Twenty-one patients were enrolled (9 women, 12 men, 17 were adults and 4 children). Mean age of adult patients was 50,5 years and mean age of paediatric patients was 11,5 years. Out of 21 patients, 7 were shown to have genetic variants with relevance to their disease. All variants were found in adult patients. Two patients had variants related to inherited thrombocytopenia (X-linked thrombocytopenia(WAS) and monoallelic Bernard-Soulier Syndrome(GP1BB)), 4 had variants in genes related to secondary ITP (3 with variants associated with common variable immunodeficiency (NFKB1, TNFRSF13B) and 1 with systemic lupus erythematosus (TREX1)) and 1 had a variant associated with platelet dysfunction (platelet delta storage pool deficiency (UNC13D)). Only the variant associated with X-linked thrombocytopenia was previously described (class 5) whereas the remaining 6 variants were initially classified as variants of unknown significance (VUS). Functional work-up and co-segregation studies indicated them as probably pathogenic (class 4) but confirming studies are still pending.

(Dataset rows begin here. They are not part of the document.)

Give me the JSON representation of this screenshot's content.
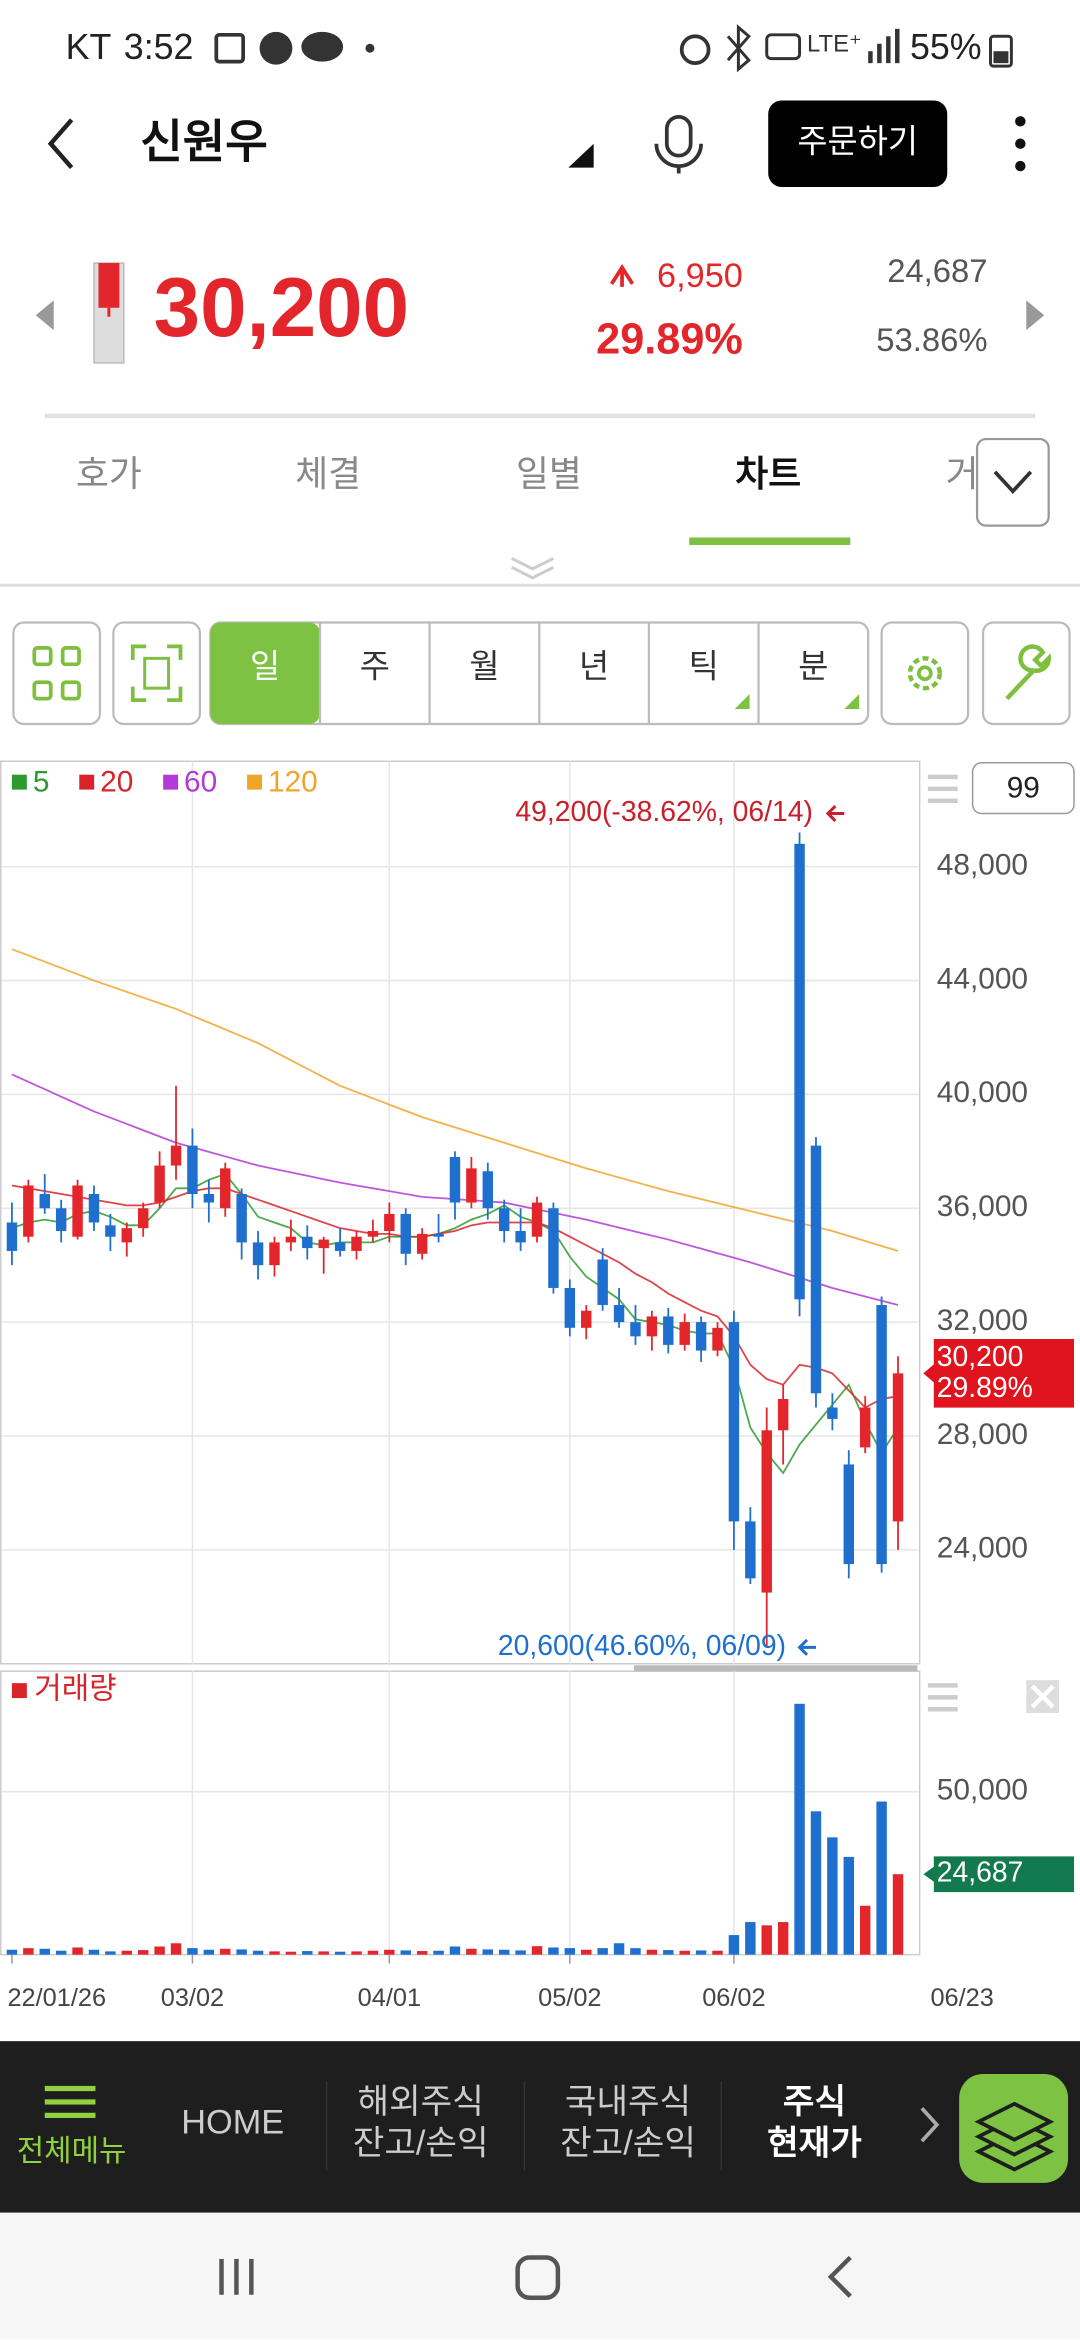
{
  "status_bar": {
    "carrier": "KT",
    "time": "3:52",
    "battery": "55%"
  },
  "header": {
    "title": "신원우",
    "order_button": "주문하기"
  },
  "quote": {
    "price": "30,200",
    "change": "6,950",
    "change_rate": "29.89%",
    "volume": "24,687",
    "volume_ratio": "53.86%"
  },
  "tabs": [
    "호가",
    "체결",
    "일별",
    "차트",
    "거"
  ],
  "periods": [
    "일",
    "주",
    "월",
    "년",
    "틱",
    "분"
  ],
  "chart_data": {
    "type": "candlestick",
    "period_count": "99",
    "max_annotation": "49,200(-38.62%, 06/14)",
    "min_annotation": "20,600(46.60%, 06/09)",
    "last_price_label": {
      "price": "30,200",
      "rate": "29.89%"
    },
    "ylim": [
      20000,
      51700
    ],
    "yticks": [
      {
        "value": 24000,
        "label": "24,000"
      },
      {
        "value": 28000,
        "label": "28,000"
      },
      {
        "value": 32000,
        "label": "32,000"
      },
      {
        "value": 36000,
        "label": "36,000"
      },
      {
        "value": 40000,
        "label": "40,000"
      },
      {
        "value": 44000,
        "label": "44,000"
      },
      {
        "value": 48000,
        "label": "48,000"
      }
    ],
    "categories": [
      "22/01/26",
      null,
      null,
      null,
      null,
      null,
      null,
      null,
      null,
      null,
      null,
      "03/02",
      null,
      null,
      null,
      null,
      null,
      null,
      null,
      null,
      null,
      null,
      null,
      "04/01",
      null,
      null,
      null,
      null,
      null,
      null,
      null,
      null,
      null,
      null,
      "05/02",
      null,
      null,
      null,
      null,
      null,
      null,
      null,
      null,
      null,
      "06/02",
      null,
      null,
      null,
      null,
      null,
      null,
      null,
      null,
      null,
      null
    ],
    "x_end_label": "06/23",
    "candles": [
      [
        35500,
        36200,
        34000,
        34500
      ],
      [
        35000,
        37000,
        34800,
        36800
      ],
      [
        36500,
        37200,
        35800,
        36000
      ],
      [
        36000,
        36300,
        34800,
        35200
      ],
      [
        35000,
        37000,
        34900,
        36800
      ],
      [
        36500,
        36800,
        35200,
        35500
      ],
      [
        35400,
        35800,
        34500,
        35000
      ],
      [
        34800,
        35500,
        34300,
        35300
      ],
      [
        35300,
        36200,
        35000,
        36000
      ],
      [
        36200,
        38000,
        36000,
        37500
      ],
      [
        37500,
        40300,
        37000,
        38200
      ],
      [
        38200,
        38800,
        36000,
        36500
      ],
      [
        36500,
        37000,
        35500,
        36200
      ],
      [
        36000,
        37600,
        35700,
        37400
      ],
      [
        36500,
        36700,
        34200,
        34800
      ],
      [
        34800,
        35200,
        33500,
        34000
      ],
      [
        34000,
        35000,
        33600,
        34800
      ],
      [
        34800,
        35600,
        34500,
        35000
      ],
      [
        35000,
        35400,
        34200,
        34600
      ],
      [
        34600,
        35000,
        33700,
        34900
      ],
      [
        34800,
        35300,
        34300,
        34500
      ],
      [
        34500,
        35200,
        34200,
        35000
      ],
      [
        35000,
        35600,
        34800,
        35200
      ],
      [
        35200,
        36200,
        34800,
        35800
      ],
      [
        35800,
        36000,
        34000,
        34400
      ],
      [
        34400,
        35300,
        34200,
        35100
      ],
      [
        35100,
        35800,
        34800,
        35000
      ],
      [
        37800,
        38000,
        35600,
        36200
      ],
      [
        36200,
        37800,
        36000,
        37400
      ],
      [
        37300,
        37600,
        35600,
        36000
      ],
      [
        36000,
        36300,
        34800,
        35200
      ],
      [
        35200,
        36000,
        34500,
        34800
      ],
      [
        35000,
        36400,
        34800,
        36200
      ],
      [
        36000,
        36200,
        33000,
        33200
      ],
      [
        33200,
        33500,
        31500,
        31800
      ],
      [
        31800,
        32600,
        31400,
        32400
      ],
      [
        34200,
        34600,
        32400,
        32600
      ],
      [
        32600,
        33200,
        31800,
        32000
      ],
      [
        32000,
        32600,
        31200,
        31500
      ],
      [
        31500,
        32400,
        31000,
        32200
      ],
      [
        32200,
        32500,
        30900,
        31200
      ],
      [
        31200,
        32300,
        31000,
        32000
      ],
      [
        32000,
        32200,
        30600,
        31000
      ],
      [
        31000,
        32000,
        30800,
        31800
      ],
      [
        32000,
        32400,
        24000,
        25000
      ],
      [
        25000,
        25500,
        22800,
        23000
      ],
      [
        22500,
        29000,
        20600,
        28200
      ],
      [
        28200,
        29800,
        27000,
        29300
      ],
      [
        48800,
        49200,
        32200,
        32800
      ],
      [
        38200,
        38500,
        29000,
        29500
      ],
      [
        29000,
        29500,
        28200,
        28600
      ],
      [
        27000,
        27500,
        23000,
        23500
      ],
      [
        27600,
        29400,
        27400,
        29000
      ],
      [
        32600,
        32900,
        23200,
        23500
      ],
      [
        25000,
        30800,
        24000,
        30200
      ]
    ],
    "up_color": "#e3262b",
    "down_color": "#1f6fce",
    "moving_averages": [
      {
        "name": "5",
        "color": "#2e9a2e",
        "values": [
          35300,
          35500,
          35600,
          35500,
          35800,
          35900,
          35700,
          35400,
          35400,
          36000,
          36700,
          36700,
          37000,
          37200,
          36500,
          35700,
          35500,
          35300,
          34800,
          34700,
          34800,
          34800,
          34800,
          35000,
          35000,
          35000,
          35100,
          35300,
          35600,
          35800,
          36100,
          35700,
          35500,
          35200,
          34300,
          33600,
          33200,
          32800,
          32100,
          32000,
          31900,
          31700,
          31600,
          31600,
          30400,
          28300,
          27400,
          26700,
          27700,
          28400,
          29100,
          29800,
          28500,
          27400,
          28300
        ]
      },
      {
        "name": "20",
        "color": "#d8232a",
        "values": [
          36800,
          36700,
          36600,
          36500,
          36400,
          36300,
          36200,
          36100,
          36100,
          36200,
          36400,
          36600,
          36700,
          36700,
          36500,
          36300,
          36100,
          35900,
          35700,
          35500,
          35300,
          35200,
          35100,
          35100,
          35000,
          35000,
          35100,
          35200,
          35400,
          35500,
          35500,
          35500,
          35500,
          35300,
          35000,
          34700,
          34400,
          34100,
          33700,
          33400,
          33000,
          32700,
          32400,
          32200,
          31500,
          30500,
          30000,
          29800,
          30500,
          30400,
          30200,
          29600,
          29000,
          29300,
          29400
        ]
      },
      {
        "name": "60",
        "color": "#b43ad8",
        "values": [
          40700,
          40440,
          40180,
          39920,
          39660,
          39400,
          39180,
          38960,
          38740,
          38520,
          38300,
          38140,
          37980,
          37820,
          37660,
          37500,
          37380,
          37260,
          37140,
          37020,
          36900,
          36800,
          36700,
          36600,
          36500,
          36400,
          36360,
          36320,
          36280,
          36240,
          36200,
          36080,
          35960,
          35840,
          35720,
          35600,
          35460,
          35320,
          35180,
          35040,
          34900,
          34740,
          34580,
          34420,
          34260,
          34100,
          33920,
          33740,
          33560,
          33380,
          33200,
          33050,
          32900,
          32750,
          32600
        ]
      },
      {
        "name": "120",
        "color": "#f0a52a",
        "values": [
          45100,
          44880,
          44660,
          44440,
          44220,
          44000,
          43800,
          43600,
          43400,
          43200,
          43000,
          42760,
          42520,
          42280,
          42040,
          41800,
          41500,
          41200,
          40900,
          40600,
          40300,
          40080,
          39860,
          39640,
          39420,
          39200,
          39020,
          38840,
          38660,
          38480,
          38300,
          38120,
          37940,
          37760,
          37580,
          37400,
          37240,
          37080,
          36920,
          36760,
          36600,
          36460,
          36320,
          36180,
          36040,
          35900,
          35760,
          35620,
          35480,
          35340,
          35200,
          35025,
          34850,
          34675,
          34500
        ]
      }
    ],
    "volume": {
      "name": "거래량",
      "color": "#d8232a",
      "ylim": [
        0,
        87000
      ],
      "yticks": [
        {
          "value": 50000,
          "label": "50,000"
        }
      ],
      "last_label": "24,687",
      "values": [
        1500,
        2000,
        1800,
        1200,
        2200,
        1500,
        1000,
        1200,
        1400,
        2500,
        3500,
        2000,
        1500,
        1800,
        1600,
        1200,
        1000,
        900,
        1100,
        1000,
        900,
        1000,
        1200,
        1500,
        1300,
        1100,
        1200,
        2500,
        1800,
        1600,
        1500,
        1300,
        2600,
        2200,
        2000,
        1500,
        2000,
        3500,
        2000,
        1500,
        1400,
        1200,
        1300,
        1200,
        6000,
        10000,
        9000,
        10000,
        77000,
        44000,
        36000,
        30000,
        15000,
        47000,
        24687
      ]
    }
  },
  "bottom_nav": [
    {
      "lines": [
        "전체메뉴"
      ]
    },
    {
      "lines": [
        "HOME"
      ]
    },
    {
      "lines": [
        "해외주식",
        "잔고/손익"
      ]
    },
    {
      "lines": [
        "국내주식",
        "잔고/손익"
      ]
    },
    {
      "lines": [
        "주식",
        "현재가"
      ]
    }
  ]
}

In this pilot study, 33% of patients with presumed primary ITP had variants with relevance to their clinical phenotype, and we were able to diagnose 1 patient with an inherited bleeding disorder (X-linked thrombocytopenia). Whole genome sequencing seems to be a useful diagnostic tool in the work up of patients with thrombocytopenia where ITP is suspected to ensure the diagnosis and could also add important information when assessing bleeding risk in individual patients.

Disclosures: Leinoe: Novo Nordisk: Consultancy, Honoraria, Research Funding; CLS Behring: Research Funding.